Offshore Wind

The “Green” Energy Industry Just Had an Absolutely Brutal Week

DCNF(Daily Caller)—The past week has been marked by worrying developments for the state of the green energy industry, suggesting that President Joe Biden’s sweeping climate agenda could be imperiled.

Offshore wind companies are cancelling projects and executives are sounding the alarm on the state of the industry, while solar companies and indexes have seen their value continue a months-long slide that has resulted in diminished earnings forecasts and a solar-oriented loan provider’s bankruptcy. These developments suggest that Biden’s sweeping green energy plans could be in trouble, especially given the intractable nature of some of the crucial economic problems plaguing the industries.

“Boosters for this energy transition bet the farm on three rent-seeking industries: wind, solar and electric vehicles. Two legs of that three-legged stool are now showing signs of financial distress despite massive subsidies they’ve already received from multiple levels of government,” David Blackmon, a 40-year veteran of the oil and gas industry who now writes and consults extensively on energy, told the Daily Caller News Foundation. “American consumers, who are paying the price for this in the form of skyrocketing costs of all forms of energy, should demand their representatives hang up the phone when the calls come in from wind and automaker executives asking for even more.”

Orsted, a Danish offshore wind company, announced on Tuesday that it cancelled two major developments off the coast of New Jersey. Company executives blamed factors like inflation, interest rates and supply chain woes, saying that the problems had left the firm little choice but to walk away from the major projects.

Since the cancellations, the company’s stock price has fallen even further and S&P has indicated that it is considering downgrading the company’s credit rating. But Orsted is not the only offshore wind company showing signs that the industry may be in an extremely precarious position.

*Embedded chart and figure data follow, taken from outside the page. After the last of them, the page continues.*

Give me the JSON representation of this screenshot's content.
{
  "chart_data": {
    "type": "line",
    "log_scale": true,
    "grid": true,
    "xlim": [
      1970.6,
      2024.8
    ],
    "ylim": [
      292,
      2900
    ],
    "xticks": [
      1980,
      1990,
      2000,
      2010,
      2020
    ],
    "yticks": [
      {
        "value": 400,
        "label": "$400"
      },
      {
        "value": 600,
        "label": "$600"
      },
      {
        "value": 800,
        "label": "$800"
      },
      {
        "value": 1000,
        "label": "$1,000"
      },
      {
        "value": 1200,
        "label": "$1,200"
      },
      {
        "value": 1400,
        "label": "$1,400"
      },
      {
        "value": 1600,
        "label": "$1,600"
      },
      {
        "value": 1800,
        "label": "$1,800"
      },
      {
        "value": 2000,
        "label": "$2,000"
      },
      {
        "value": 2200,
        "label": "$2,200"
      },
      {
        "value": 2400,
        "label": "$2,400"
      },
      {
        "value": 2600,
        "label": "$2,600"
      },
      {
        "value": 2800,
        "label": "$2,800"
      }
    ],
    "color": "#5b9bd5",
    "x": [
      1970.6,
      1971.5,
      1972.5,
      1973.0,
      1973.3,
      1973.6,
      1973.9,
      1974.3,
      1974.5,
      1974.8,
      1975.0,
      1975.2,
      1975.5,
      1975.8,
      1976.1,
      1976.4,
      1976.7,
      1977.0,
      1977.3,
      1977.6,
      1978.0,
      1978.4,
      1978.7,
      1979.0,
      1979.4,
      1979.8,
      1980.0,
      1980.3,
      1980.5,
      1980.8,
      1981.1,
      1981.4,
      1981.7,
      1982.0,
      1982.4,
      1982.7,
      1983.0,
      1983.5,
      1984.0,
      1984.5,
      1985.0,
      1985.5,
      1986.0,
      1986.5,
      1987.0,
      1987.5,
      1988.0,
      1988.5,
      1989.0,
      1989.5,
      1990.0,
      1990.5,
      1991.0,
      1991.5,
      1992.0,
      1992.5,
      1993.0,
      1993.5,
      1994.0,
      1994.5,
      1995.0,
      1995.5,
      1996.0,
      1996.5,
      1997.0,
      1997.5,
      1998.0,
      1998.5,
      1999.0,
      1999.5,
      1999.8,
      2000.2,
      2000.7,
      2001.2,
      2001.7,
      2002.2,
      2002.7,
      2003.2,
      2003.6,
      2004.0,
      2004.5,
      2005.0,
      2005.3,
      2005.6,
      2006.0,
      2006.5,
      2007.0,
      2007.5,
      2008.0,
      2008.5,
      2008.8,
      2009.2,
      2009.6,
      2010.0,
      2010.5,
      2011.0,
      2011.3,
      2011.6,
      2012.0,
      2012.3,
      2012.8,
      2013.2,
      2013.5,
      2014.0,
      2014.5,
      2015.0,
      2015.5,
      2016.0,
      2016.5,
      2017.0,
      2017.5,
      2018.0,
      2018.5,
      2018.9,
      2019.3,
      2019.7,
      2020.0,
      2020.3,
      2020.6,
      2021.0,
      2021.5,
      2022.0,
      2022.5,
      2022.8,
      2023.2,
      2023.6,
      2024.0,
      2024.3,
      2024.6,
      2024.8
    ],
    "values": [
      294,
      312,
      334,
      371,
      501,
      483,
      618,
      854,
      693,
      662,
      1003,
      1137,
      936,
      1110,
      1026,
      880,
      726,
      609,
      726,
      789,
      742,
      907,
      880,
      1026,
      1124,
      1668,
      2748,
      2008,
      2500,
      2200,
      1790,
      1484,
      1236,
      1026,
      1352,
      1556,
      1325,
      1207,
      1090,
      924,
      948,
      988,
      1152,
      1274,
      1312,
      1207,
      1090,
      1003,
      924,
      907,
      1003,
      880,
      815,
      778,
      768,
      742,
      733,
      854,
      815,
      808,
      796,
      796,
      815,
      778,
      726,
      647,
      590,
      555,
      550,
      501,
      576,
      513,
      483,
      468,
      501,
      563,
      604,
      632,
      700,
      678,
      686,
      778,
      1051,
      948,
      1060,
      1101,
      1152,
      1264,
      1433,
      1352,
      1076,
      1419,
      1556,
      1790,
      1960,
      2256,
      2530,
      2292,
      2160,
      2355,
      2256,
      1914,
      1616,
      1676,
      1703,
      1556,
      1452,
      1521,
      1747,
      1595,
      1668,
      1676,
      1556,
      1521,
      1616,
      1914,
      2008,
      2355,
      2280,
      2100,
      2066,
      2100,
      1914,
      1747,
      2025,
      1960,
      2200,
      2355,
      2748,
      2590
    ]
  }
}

The U.S. offshore wind industry appears to be “fundamentally broken” due to problems with permitting and rising costs, Anja-Isabel Dotzenrath, the head of gas and low carbon energy for British Petroleum (BP), said at a conference on Wednesday, according to Bloomberg News. “There’s a fundamental reset needed,” she said, suggesting that there could be solutions and that her company is working with its partner to assess “options for their U.S. offshore wind projects to mitigate the effect of inflationary pressures and permitting delays.”

Under Biden’s leadership, the federal government has heavily subsidized the offshore wind developments, primarily via the Inflation Reduction Act (IRA), in a bid to have the industry provide enough power to source electricity for 10 million American homes by 2030. The state of the industry is so dire that numerous energy market experts told the DCNF that a government bailout for the industry may be just around the corner.

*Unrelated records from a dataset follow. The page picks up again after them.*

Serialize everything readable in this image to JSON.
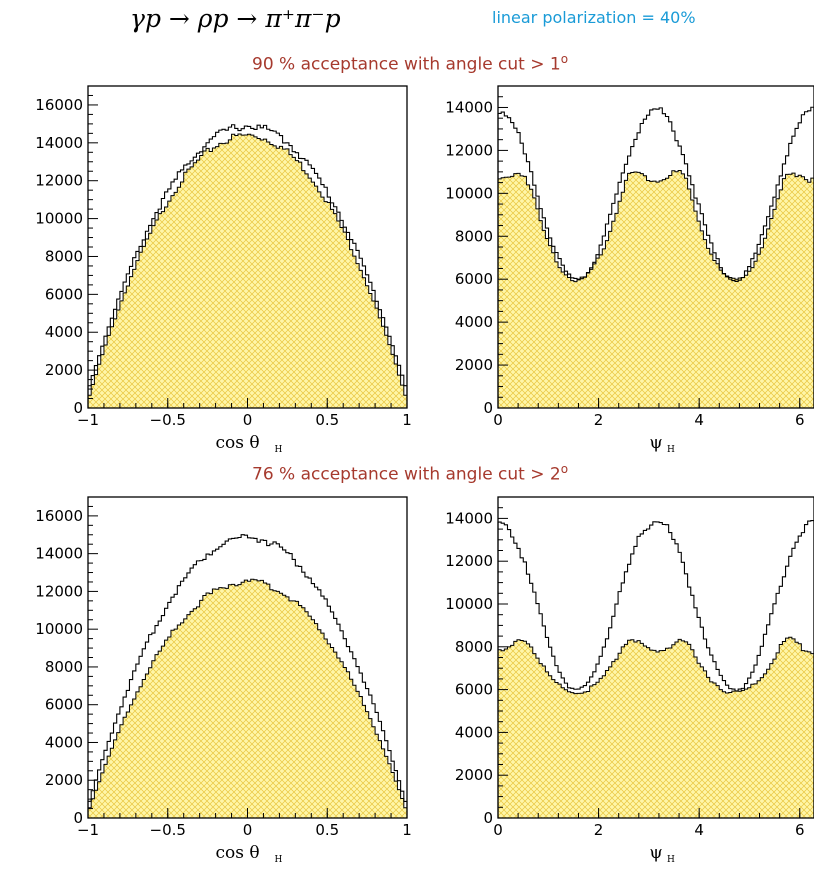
{
  "header": {
    "reaction": "γp → ρp → π⁺π⁻p",
    "polarization": "linear polarization = 40%"
  },
  "captions": [
    {
      "text": "90 % acceptance with angle cut > 1",
      "sup": "o"
    },
    {
      "text": "76 % acceptance with angle cut > 2",
      "sup": "o"
    }
  ],
  "colors": {
    "fill": "#fff6a8",
    "hatch": "#e8c640",
    "line": "#000000"
  },
  "chart_data": [
    {
      "type": "histogram",
      "xlabel": "cos θ",
      "xlabel_sub": "H",
      "xlim": [
        -1,
        1
      ],
      "ylim": [
        0,
        17000
      ],
      "xticks": [
        -1,
        -0.5,
        0,
        0.5,
        1
      ],
      "xtick_labels": [
        "−1",
        "−0.5",
        "0",
        "0.5",
        "1"
      ],
      "yticks": [
        0,
        2000,
        4000,
        6000,
        8000,
        10000,
        12000,
        14000,
        16000
      ],
      "ytick_labels": [
        "0",
        "2000",
        "4000",
        "6000",
        "8000",
        "10000",
        "12000",
        "14000",
        "16000"
      ],
      "bins": 100,
      "series": [
        {
          "style": "outline",
          "shape": "parabola",
          "peak": 15000,
          "edge": 900
        },
        {
          "style": "filled",
          "shape": "parabola",
          "peak": 14500,
          "edge": 400
        }
      ]
    },
    {
      "type": "histogram",
      "xlabel": "ψ",
      "xlabel_sub": "H",
      "xlim": [
        0,
        6.2832
      ],
      "ylim": [
        0,
        15000
      ],
      "xticks": [
        0,
        2,
        4,
        6
      ],
      "xtick_labels": [
        "0",
        "2",
        "4",
        "6"
      ],
      "yticks": [
        0,
        2000,
        4000,
        6000,
        8000,
        10000,
        12000,
        14000
      ],
      "ytick_labels": [
        "0",
        "2000",
        "4000",
        "6000",
        "8000",
        "10000",
        "12000",
        "14000"
      ],
      "bins": 100,
      "series": [
        {
          "style": "outline",
          "shape": "cos2",
          "base": 6000,
          "amp": 8000
        },
        {
          "style": "filled",
          "shape": "cos2-dip",
          "base": 6000,
          "amp": 6000,
          "dip": 1300
        }
      ]
    },
    {
      "type": "histogram",
      "xlabel": "cos θ",
      "xlabel_sub": "H",
      "xlim": [
        -1,
        1
      ],
      "ylim": [
        0,
        17000
      ],
      "xticks": [
        -1,
        -0.5,
        0,
        0.5,
        1
      ],
      "xtick_labels": [
        "−1",
        "−0.5",
        "0",
        "0.5",
        "1"
      ],
      "yticks": [
        0,
        2000,
        4000,
        6000,
        8000,
        10000,
        12000,
        14000,
        16000
      ],
      "ytick_labels": [
        "0",
        "2000",
        "4000",
        "6000",
        "8000",
        "10000",
        "12000",
        "14000",
        "16000"
      ],
      "bins": 100,
      "series": [
        {
          "style": "outline",
          "shape": "parabola",
          "peak": 15000,
          "edge": 600
        },
        {
          "style": "filled",
          "shape": "parabola",
          "peak": 12600,
          "edge": 300
        }
      ]
    },
    {
      "type": "histogram",
      "xlabel": "ψ",
      "xlabel_sub": "H",
      "xlim": [
        0,
        6.2832
      ],
      "ylim": [
        0,
        15000
      ],
      "xticks": [
        0,
        2,
        4,
        6
      ],
      "xtick_labels": [
        "0",
        "2",
        "4",
        "6"
      ],
      "yticks": [
        0,
        2000,
        4000,
        6000,
        8000,
        10000,
        12000,
        14000
      ],
      "ytick_labels": [
        "0",
        "2000",
        "4000",
        "6000",
        "8000",
        "10000",
        "12000",
        "14000"
      ],
      "bins": 100,
      "series": [
        {
          "style": "outline",
          "shape": "cos2",
          "base": 6000,
          "amp": 8000
        },
        {
          "style": "filled",
          "shape": "cos2-dip",
          "base": 5900,
          "amp": 2900,
          "dip": 1000
        }
      ]
    }
  ]
}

The offshore wind goal is just one slice of the administration’s efforts to decarbonize the American energy sector by 2035 and then have the entire U.S. economy reach net-zero carbon dioxide emissions by 2050.

Like offshore wind, the administration is counting on solar power to emerge in the coming years as a replacement for the energy generated by fossil fuel infrastructure. Solar power is also similar to wind power in that it is intermittent and currently more expensive than power sourced by natural gas and other fossil fuels, according to Peter Grossman, an emeritus professor of economics for Butler University.

Solar companies have generally had a rough 2023 so far, and this past week has been no different: while stocks are down for several leading solar producers, Sunlight Financing, a company which provided loans to consumers to buy residential solar systems, filed for Chapter 11 bankruptcy on Monday. Several leading home system installers pared back their outlooks for the year this week as well, as higher interest rates and inflation have cooled consumer demand, according to Bloomberg News.

“The green industry makes products that are both very expensive and mostly ineffective,” Larry Behrens, the communications director for Power The Future, told the DCNF. “Yet, instead of admitting reality, we have an administration in Washington that is doubling-down and working overtime to force these terrible products into our lives,” he continued, adding that “thanks to the laughably-named Inflation Reduction Act, Joe Biden has a $369 billion dollar green slush fund and he’s put a political operative in charge of it… Joe Biden knows that when the green agenda fails, his legacy will sink even further, so there will be no dollar amount too high to keep green boondoggles afloat for as long as possible.”

The White House, Orsted, BP and Sunlight Financing all did not respond immediately to requests for comment.